A tropical fresh-water fish, the zebrafish, is used to study human diseases.

Yes, this little fish is used to understand the genetic causes behind diseases and we can accredit this to the late Burmese-American biologist Barry Paw (1962 - 2017).

Paw was a refugee from Burma who immigrated at the age of 7 with his family and only $30 per person. Living in California, Paw went through public schooling and landed in University of California at Berkeley for his undergraduate years. At UCLA he attained his MD and Ph.D., while studying Tays-Sach disease, a rare genetic condition.


Paw then went on to complete his residency at Boston Children’s Hospital, Harvard Medical School in hematology, the study of blood and blood disorders, and oncology, a branch of medicine dedicated to the prevention, diagnosis and treatment of cancer. This is where he did his research on zebrafish and made a name for himself in the hematology community.

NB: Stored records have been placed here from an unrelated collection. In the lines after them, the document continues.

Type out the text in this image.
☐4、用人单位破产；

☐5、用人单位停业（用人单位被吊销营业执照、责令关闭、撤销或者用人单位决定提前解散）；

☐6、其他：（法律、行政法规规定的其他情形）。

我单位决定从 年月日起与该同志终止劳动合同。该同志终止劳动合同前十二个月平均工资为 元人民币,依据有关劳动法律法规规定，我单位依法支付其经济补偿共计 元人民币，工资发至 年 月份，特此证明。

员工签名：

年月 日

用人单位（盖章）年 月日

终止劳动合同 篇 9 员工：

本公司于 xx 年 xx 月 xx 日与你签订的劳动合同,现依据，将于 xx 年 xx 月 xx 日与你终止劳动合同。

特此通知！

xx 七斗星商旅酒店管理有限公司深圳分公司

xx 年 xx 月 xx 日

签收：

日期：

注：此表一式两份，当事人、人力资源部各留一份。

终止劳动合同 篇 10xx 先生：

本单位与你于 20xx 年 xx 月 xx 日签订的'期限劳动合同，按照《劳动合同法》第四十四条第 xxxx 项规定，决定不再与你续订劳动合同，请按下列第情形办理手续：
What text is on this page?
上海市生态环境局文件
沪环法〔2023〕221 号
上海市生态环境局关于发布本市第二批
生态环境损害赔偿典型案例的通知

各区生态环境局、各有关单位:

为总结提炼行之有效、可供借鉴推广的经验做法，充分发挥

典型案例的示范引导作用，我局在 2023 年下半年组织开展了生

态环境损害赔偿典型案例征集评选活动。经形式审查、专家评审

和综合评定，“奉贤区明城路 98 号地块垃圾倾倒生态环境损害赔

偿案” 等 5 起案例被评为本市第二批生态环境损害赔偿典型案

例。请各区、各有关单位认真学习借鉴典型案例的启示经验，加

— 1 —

Barry Paw’s investigation into the use of zebrafish first began when he did a fellowship with Dr. Leonard Zon who is the Grousbeck Professor of Pediatric Medicine at Harvard Medical School. Paw continued to research as an Associate Professor of Medicine and Investigator at Harvard which led him to pioneer the use of zebrafish as a model to study red blood cell development, specifically, in anemia, a condition where people lack sufficient oxygen to circulate oxygen to tissues. His work also led to the identification of several novel genes and their function in red blood cells. Paw was recognized for his dedication to hematology and received multiple awards in lifetime such as the William Randolph Hearst Young Investigator Award, Basil O’Connor Scholar Award, and the Young Investigator President’s Award. But Paw’s devotion to his career also went beyond the lab; he was a mentor revered by his trainees and colleagues alike. His memory lives on.